When Scott Arniel took over as coach of the Winnipeg Jets last summer after Rick Bowness retired from a nearly four-decade career behind NHL benches, players had a request.
“We asked him to be pushed like an elite team and coached like an elite team,” top defenseman Josh Morrissey said.
Mission accomplished so far.
The Jets have won seven in a row to move atop the NHL standings through 55 games going into Thursday’s action around the league, and it’s not just because of elite goaltender Connor Hellebuyck. They’re the highest-scoring team with the best power play and have given up the fewest goals a game, playing with strong fundamentals and sound structure.
“We’re not one-dimensional,” Arniel said last weekend in Washington. “We have a team that our defending, we defend as well as we did last year. We don’t give teams a lot of room to work. We have firepower. We have our power play that’s No. 1, but our 5-on-5 offense has been a big part of it. We’ve won games in many different ways.”
Winnipeg has two of the top five goal-scorers: Mark Scheifele has 31 and Kyle Connor 30. Morrissey has the fourth-most points among players at his position and should again be in the discussion for the Norris Trophy.

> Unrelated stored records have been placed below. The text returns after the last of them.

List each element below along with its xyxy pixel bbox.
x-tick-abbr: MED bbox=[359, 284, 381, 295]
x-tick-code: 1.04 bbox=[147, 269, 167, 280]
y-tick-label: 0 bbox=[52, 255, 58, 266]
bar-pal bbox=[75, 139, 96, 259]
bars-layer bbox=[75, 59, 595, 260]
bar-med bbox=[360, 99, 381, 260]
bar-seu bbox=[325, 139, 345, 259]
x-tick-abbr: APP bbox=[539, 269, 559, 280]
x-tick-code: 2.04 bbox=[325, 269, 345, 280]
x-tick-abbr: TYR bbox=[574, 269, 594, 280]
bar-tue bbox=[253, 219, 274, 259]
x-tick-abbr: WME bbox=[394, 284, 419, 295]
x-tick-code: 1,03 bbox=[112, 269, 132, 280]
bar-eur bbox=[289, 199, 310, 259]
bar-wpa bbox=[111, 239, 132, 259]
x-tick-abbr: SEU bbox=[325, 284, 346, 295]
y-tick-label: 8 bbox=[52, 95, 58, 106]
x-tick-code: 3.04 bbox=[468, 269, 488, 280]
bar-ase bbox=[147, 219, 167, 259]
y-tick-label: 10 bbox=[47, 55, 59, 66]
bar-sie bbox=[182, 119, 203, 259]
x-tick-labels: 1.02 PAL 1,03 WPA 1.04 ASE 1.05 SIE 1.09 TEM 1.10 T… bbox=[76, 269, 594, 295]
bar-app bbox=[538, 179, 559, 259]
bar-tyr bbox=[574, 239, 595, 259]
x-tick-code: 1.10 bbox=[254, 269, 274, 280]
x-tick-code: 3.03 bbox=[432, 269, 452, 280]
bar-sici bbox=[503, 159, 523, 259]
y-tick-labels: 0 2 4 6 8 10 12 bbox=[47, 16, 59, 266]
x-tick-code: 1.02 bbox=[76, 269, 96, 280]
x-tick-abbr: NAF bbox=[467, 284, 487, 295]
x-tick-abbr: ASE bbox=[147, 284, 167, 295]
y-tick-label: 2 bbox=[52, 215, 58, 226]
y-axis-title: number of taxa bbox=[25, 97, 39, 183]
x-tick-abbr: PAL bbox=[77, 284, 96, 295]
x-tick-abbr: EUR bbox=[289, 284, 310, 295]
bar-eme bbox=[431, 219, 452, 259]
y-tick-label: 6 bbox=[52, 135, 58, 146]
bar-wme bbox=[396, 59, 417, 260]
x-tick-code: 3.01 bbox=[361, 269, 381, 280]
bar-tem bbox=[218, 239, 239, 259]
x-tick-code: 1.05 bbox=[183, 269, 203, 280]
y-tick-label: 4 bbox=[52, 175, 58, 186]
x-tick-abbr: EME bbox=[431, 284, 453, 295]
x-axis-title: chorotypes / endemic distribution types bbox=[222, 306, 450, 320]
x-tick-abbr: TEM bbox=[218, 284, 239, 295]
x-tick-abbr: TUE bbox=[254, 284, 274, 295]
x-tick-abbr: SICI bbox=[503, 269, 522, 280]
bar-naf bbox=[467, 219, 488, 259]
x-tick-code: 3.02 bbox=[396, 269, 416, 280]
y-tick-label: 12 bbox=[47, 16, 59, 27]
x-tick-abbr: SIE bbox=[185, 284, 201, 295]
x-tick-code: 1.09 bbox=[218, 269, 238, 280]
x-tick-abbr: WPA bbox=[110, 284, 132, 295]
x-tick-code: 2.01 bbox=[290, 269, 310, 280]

And, of course, there’s Hellebuyck, who at 33-7-2 is on pace to break the single-season wins record of 48 shared by Braden Holtby and Hall of Famer Martin Brodeur and leads all netminders with a 2.04 goals-against average and a .925 save percentage.

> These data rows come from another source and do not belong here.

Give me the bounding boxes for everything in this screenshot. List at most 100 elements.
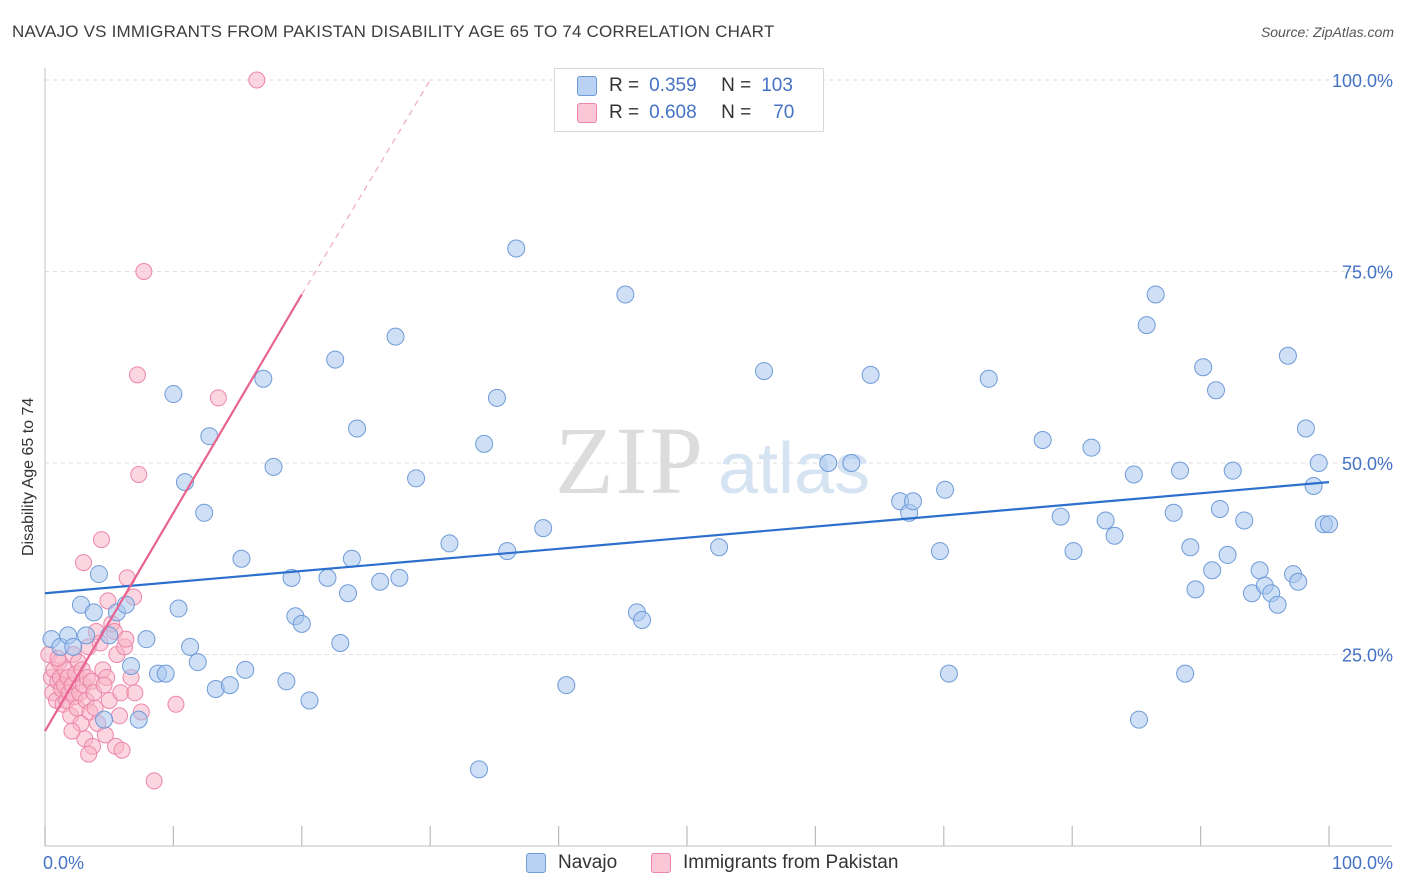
navajo-point [1304,476,1323,495]
navajo-point [348,419,367,438]
pakistan-point [128,366,146,384]
legend-row-navajo: R = 0.359 N = 103 [577,74,793,98]
y-tick-label: 50.0% [1342,454,1393,474]
navajo-point [326,350,345,369]
pakistan-point [135,263,153,280]
navajo-point [557,676,576,695]
bottom-legend-label-navajo: Navajo [558,852,618,873]
navajo-point [188,653,207,672]
navajo-point [936,480,955,499]
navajo-point [1186,580,1205,599]
navajo-point [1124,465,1143,484]
tick-labels: 25.0% 50.0% 75.0% 100.0% 0.0% 100.0% [43,71,1393,873]
pakistan-point [92,531,110,549]
navajo-point [169,599,188,618]
navajo-point [1278,346,1297,365]
navajo-point [292,614,311,633]
source-label: Source: ZipAtlas.com [1260,24,1394,40]
trendlines [44,79,1330,732]
legend-swatch-pakistan [577,103,597,123]
navajo-point [236,660,255,679]
navajo-point [1096,511,1115,530]
navajo-point [616,285,635,304]
legend-r-label: R = [609,102,640,123]
bottom-legend-navajo: Navajo [526,852,617,874]
navajo-point [339,584,358,603]
navajo-point [475,434,494,453]
navajo-point [487,388,506,407]
navajo-point [440,534,459,553]
pakistan-trendline [44,293,303,732]
navajo-point [903,492,922,511]
y-tick-label: 25.0% [1342,646,1393,666]
navajo-point [469,760,488,779]
navajo-point [842,454,861,472]
navajo-point [100,626,119,645]
navajo-point [861,365,880,384]
legend-r-value: 0.608 [649,102,697,123]
navajo-point [1203,561,1222,580]
pakistan-point [209,389,227,407]
legend-r-label: R = [609,75,640,96]
navajo-point [342,549,361,568]
navajo-point [498,542,517,561]
legend-swatch-navajo [577,76,597,96]
pakistan-point [75,554,93,572]
navajo-point [407,469,426,488]
grid [45,79,1392,655]
pakistan-point [145,772,163,790]
legend-r-value: 0.359 [649,75,697,96]
navajo-points [42,239,1338,779]
pakistan-trendline-extension [301,79,431,295]
navajo-point [64,637,83,656]
pakistan-point [80,745,98,763]
navajo-point [1082,438,1101,457]
navajo-point [277,672,296,691]
legend-n-label: N = [721,75,752,96]
navajo-trendline [44,481,1330,595]
navajo-point [1194,358,1213,377]
navajo-point [181,637,200,656]
navajo-point [1033,431,1052,450]
navajo-point [220,676,239,695]
pakistan-point [167,695,185,713]
navajo-point [710,538,729,557]
navajo-point [137,630,156,649]
axes [44,68,1392,847]
navajo-point [195,503,214,522]
pakistan-point [130,465,148,483]
navajo-point [156,664,175,683]
navajo-point [1181,538,1200,557]
pakistan-point [112,684,130,702]
navajo-point [1105,526,1124,545]
navajo-point [1064,542,1083,561]
y-tick-label: 100.0% [1332,71,1393,91]
navajo-point [95,710,114,729]
navajo-point [89,565,108,584]
navajo-point [232,549,251,568]
navajo-point [254,369,273,388]
navajo-point [633,611,652,630]
navajo-point [1137,316,1156,335]
navajo-point [534,519,553,538]
bottom-legend-pakistan: Immigrants from Pakistan [651,852,898,874]
navajo-point [939,664,958,683]
navajo-point [1309,454,1328,472]
navajo-point [1164,503,1183,522]
legend-row-pakistan: R = 0.608 N = 70 [577,101,794,125]
bottom-legend-swatch-navajo [526,853,546,873]
navajo-point [129,710,148,729]
navajo-point [1289,572,1308,591]
legend-n-label: N = [721,102,752,123]
navajo-point [386,327,405,346]
y-tick-label: 75.0% [1342,263,1393,283]
navajo-point [1296,419,1315,438]
x-tick-label: 100.0% [1332,853,1393,873]
pakistan-point [113,741,131,759]
navajo-point [1207,381,1226,400]
navajo-point [1268,595,1287,614]
legend-n-value: 70 [773,102,795,123]
navajo-point [755,362,774,381]
navajo-point [1210,499,1229,518]
navajo-point [1129,710,1148,729]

“Having a guy like that back there, he makes the game look so easy,” Arniel said. “I get to watch him in practice, watch him in games. He’s a student of the game. He loves to kind of watch what’s going on around him, and he has such a great anticipation of what’s coming at him.”

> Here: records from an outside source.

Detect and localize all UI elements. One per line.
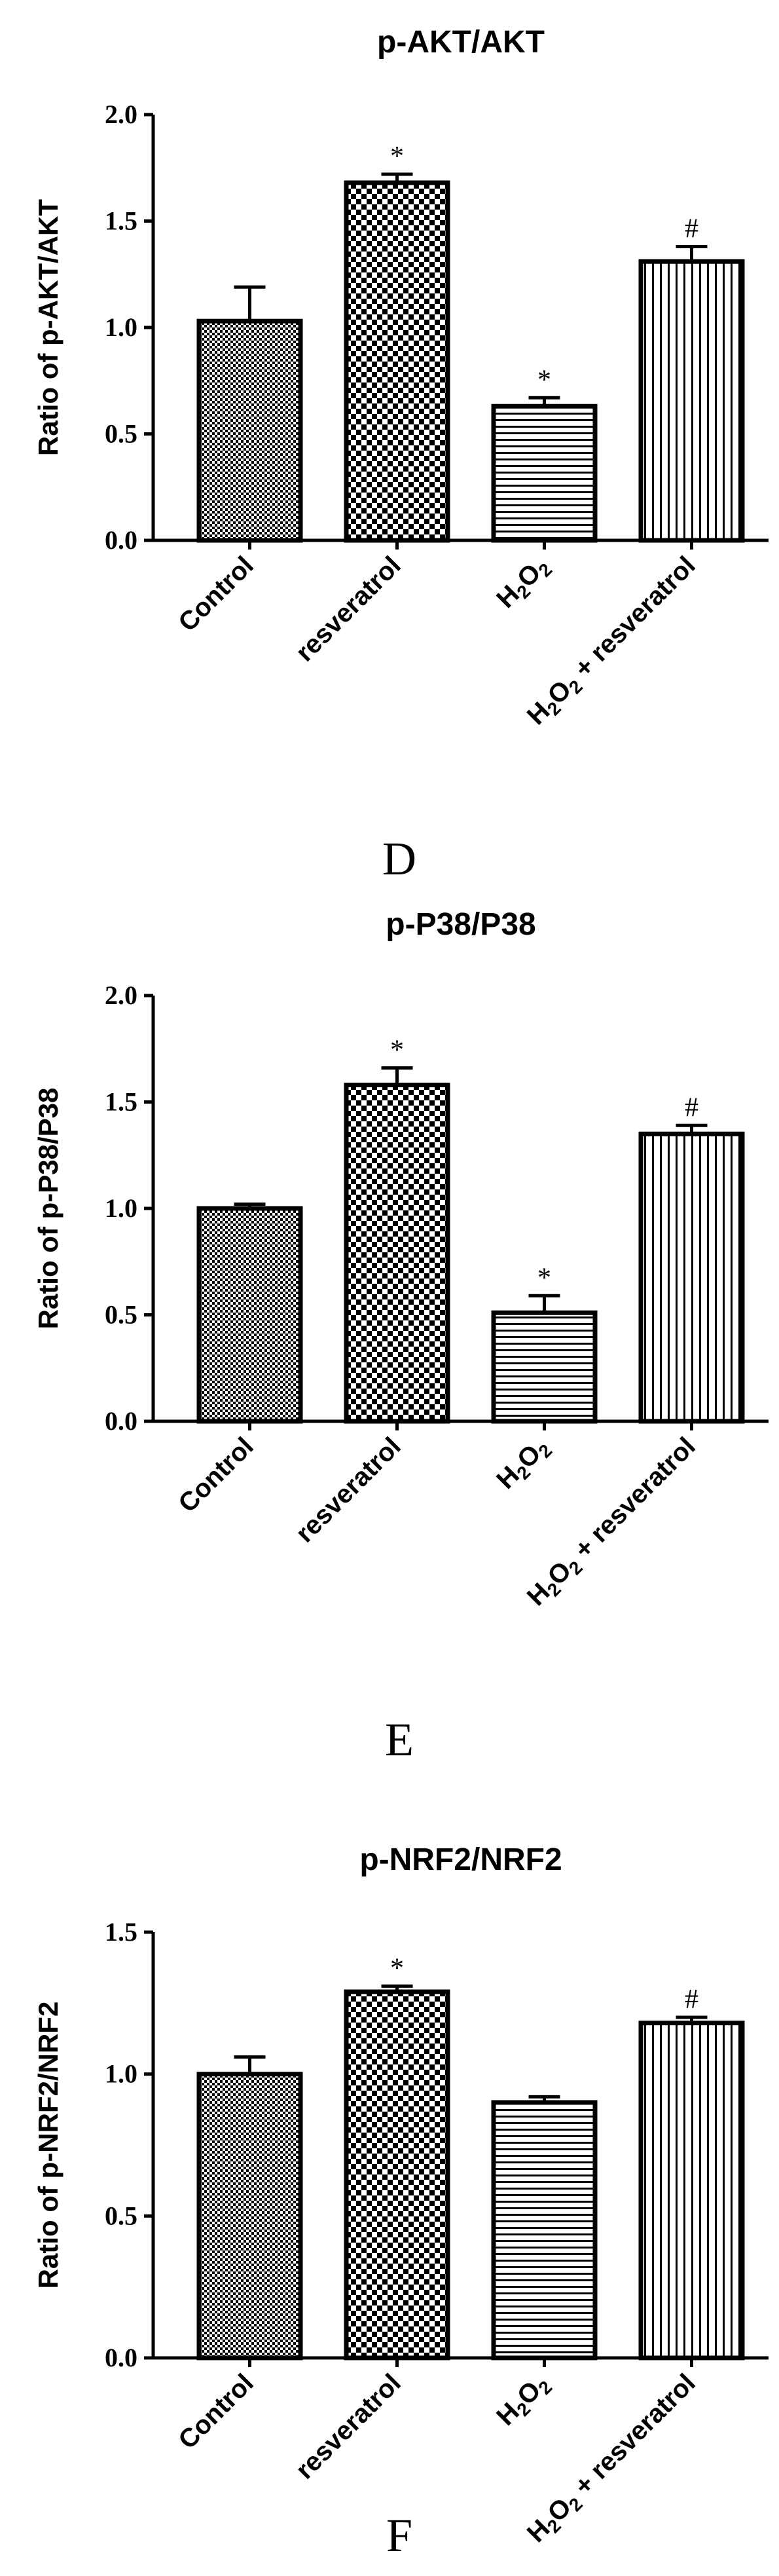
category-label: resveratrol [291,1432,407,1548]
category-label: resveratrol [291,2368,407,2484]
bar-2 [344,180,450,543]
y-axis-label: Ratio of p-P38/P38 [33,1088,63,1330]
y-axis-label: Ratio of p-AKT/AKT [33,199,63,456]
significance-marker: * [537,365,551,395]
bar-2 [344,1989,450,2361]
y-tick-label: 0.5 [105,419,137,449]
panel-label: D [382,832,416,885]
significance-marker: # [685,1985,698,2015]
y-tick-label: 1.0 [105,2059,137,2089]
category-label: H2O2 [491,551,556,616]
bar-4 [638,259,745,543]
y-tick-label: 0.0 [105,2343,137,2372]
y-tick-label: 2.0 [105,100,137,129]
chart-p38: p-P38/P38 Ratio of p-P38/P38 0.0 0.5 1.0 1.5 2… [33,907,769,1766]
y-tick-label: 1.5 [105,1917,137,1947]
category-label: H2O2 [491,1432,556,1497]
y-tick-label: 1.0 [105,312,137,342]
bar-4 [638,2021,745,2361]
y-tick-label: 0.0 [105,525,137,555]
bar-4 [638,1131,745,1424]
y-tick-label: 1.0 [105,1193,137,1223]
y-tick-label: 0.5 [105,2201,137,2230]
y-tick-label: 1.5 [105,1087,137,1117]
chart-title: p-AKT/AKT [377,25,545,60]
bar-3 [491,2100,598,2361]
panel-label: F [386,2509,412,2562]
bar-1 [196,2072,303,2361]
category-label: Control [173,551,259,637]
bar-3 [491,1310,598,1424]
chart-akt: p-AKT/AKT Ratio of p-AKT/AKT 0.0 0.5 1.0 1.5 2… [33,25,769,885]
chart-nrf2: p-NRF2/NRF2 Ratio of p-NRF2/NRF2 0.0 0.5 1.0… [33,1842,769,2562]
significance-marker: # [685,1092,698,1123]
bar-1 [196,1206,303,1424]
bar-3 [491,403,598,543]
chart-title: p-NRF2/NRF2 [359,1842,562,1877]
category-label: Control [173,1432,259,1518]
category-label: resveratrol [291,551,407,667]
significance-marker: * [390,1036,404,1066]
y-tick-label: 0.0 [105,1406,137,1436]
significance-marker: # [685,214,698,244]
bar-1 [196,318,303,543]
significance-marker: * [537,1263,551,1293]
significance-marker: * [390,1953,404,1983]
panel-label: E [385,1713,414,1766]
significance-marker: * [390,141,404,172]
category-label: Control [173,2368,259,2455]
category-label: H2O2 [491,2368,556,2433]
y-tick-label: 2.0 [105,980,137,1010]
y-tick-label: 1.5 [105,206,137,236]
y-axis-label: Ratio of p-NRF2/NRF2 [33,2002,63,2289]
chart-title: p-P38/P38 [386,907,535,942]
bar-2 [344,1083,450,1424]
y-tick-label: 0.5 [105,1300,137,1330]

A big part of that stems from the expertise of Arniel, who was an an associate coach on Bowness’ staff the previous two seasons. This is his second stint as an NHL head coach after a season and a half running the Columbus Blue Jackets from 2010-12, and he has displayed a steady hand at the wheel of a veteran team in win-now mode.
“He’s a very demanding coach and puts us all on the same page,” said winger Vladislav Namestnikov, who has eight points during this seven-game winning streak. “Every game we go out there and play for each other, and he kind of bonds the team together.”
No disrespect to Bowness, whose contagious passion and fiery persona helped Dallas reach the Stanley Cup Final in the 2020 bubble, but Arniel has represented a shift in tone for a team that has developed a reputation for strong regular seasons and early playoff exits.
“His composure on the bench has been something that we’ve responded well to,” Morrissey said. “Obviously we were comfortable with him from the last couple years, felt he had a good rapport with us and both sides knew one another pretty well.”
That familiarity does not always work out. While plenty of midseason coaching changes have led to a championship, a team has not won the Cup with an assistant elevated to the top job since Edmonton in 1987.
But Arniel has picked his spots when to challenge players, like after back-to-back defeats to Calgary and Utah in January, and they responded. Winnipeg has not lost since.
“That’s the standard he’s held us to, and we’ve as a team held ourselves to that standard, as well,” Morrissey said. “All in all, we’re here every day trying to be the best team we can be and be the best players individually we can be, and he’s been pushing us that direction. I think that’s a huge reason why we’ve had a great year so far.”
So far is the key because the Jets have not made the Cup final in franchise history, which includes a dreadful decade-plus in Atlanta before an ownership change and move to Winnipeg in 2011. They last got past the second round in 2018 when they lost to expansion Vegas in the Western Conference final.
Nothing in fall or winter can guarantee success in the spring, given the brutality of playoff hockey and best-of-seven series that hinge on matchups, and injuries. But Arniel is gearing up the Jets now to be poised for a long run when it matters most.
“You have to build towards a style of hockey that builds, that it’s going to win at playoff time. That’s what we’re trying to do now,” Arniel said. “But it’s also having a competitive mindset that knows when that playoff comes, it’s not just turning something on. It’s being able to do it over the course of the 82 games so that when you go into those playoffs, you’re confident that you’re going to win hockey games because of how you’re playing.”